Stepping up to the counter, I was greeted by a friendly order taker. The conversation went something like this: Order Taker: "Hi, can I help you?"
Me: "Yes. I'd like a coney dog and black coffee."
Order Taker (Looking perplexed): "We don't have coney dogs."
Me: " I know they're not on the menu. Just put some chili and onion on your hot dog, and we will call it a coney dog."
Order Taker: "But, ma'am, we don't have coney dogs."
Me (determined): "You have hot dogs, don't you?"
Order Taker: "Yes."
Me: "You have chili, don't you?"
Order Taker: "Yes."
Me: (beaming): "Then there's no problem, just put some chili on the hot dog and some onions on the chili, and I'll have my coney dog."
Order Taker: "But we do not have coney dogs."
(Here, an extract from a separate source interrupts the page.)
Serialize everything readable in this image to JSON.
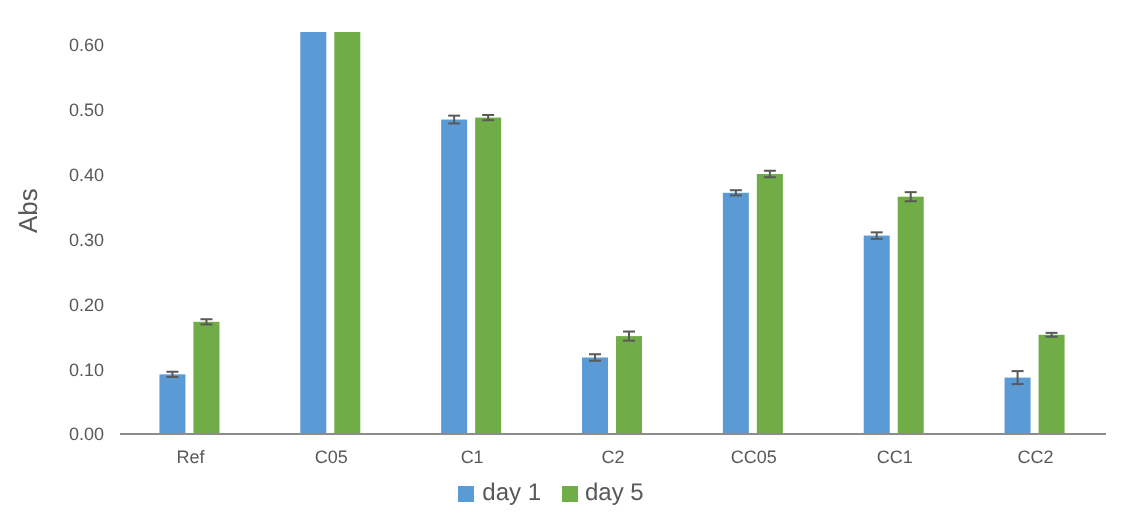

You get the picture. The conversation went on in this vein for another three minutes before I learned that the reason she couldn't sell me a coney dog was that she didn't know what to charge me. It wasn't in the manual, and company policy didn't give anyone at the unit level the authority to create a menu item or change a price. I didn't care. All I wanted was a coney dog.
Obviously, this encounter fell outside the guest's expectation. And not meeting guest expectations about service often ruins the desired result -- a repeat customer.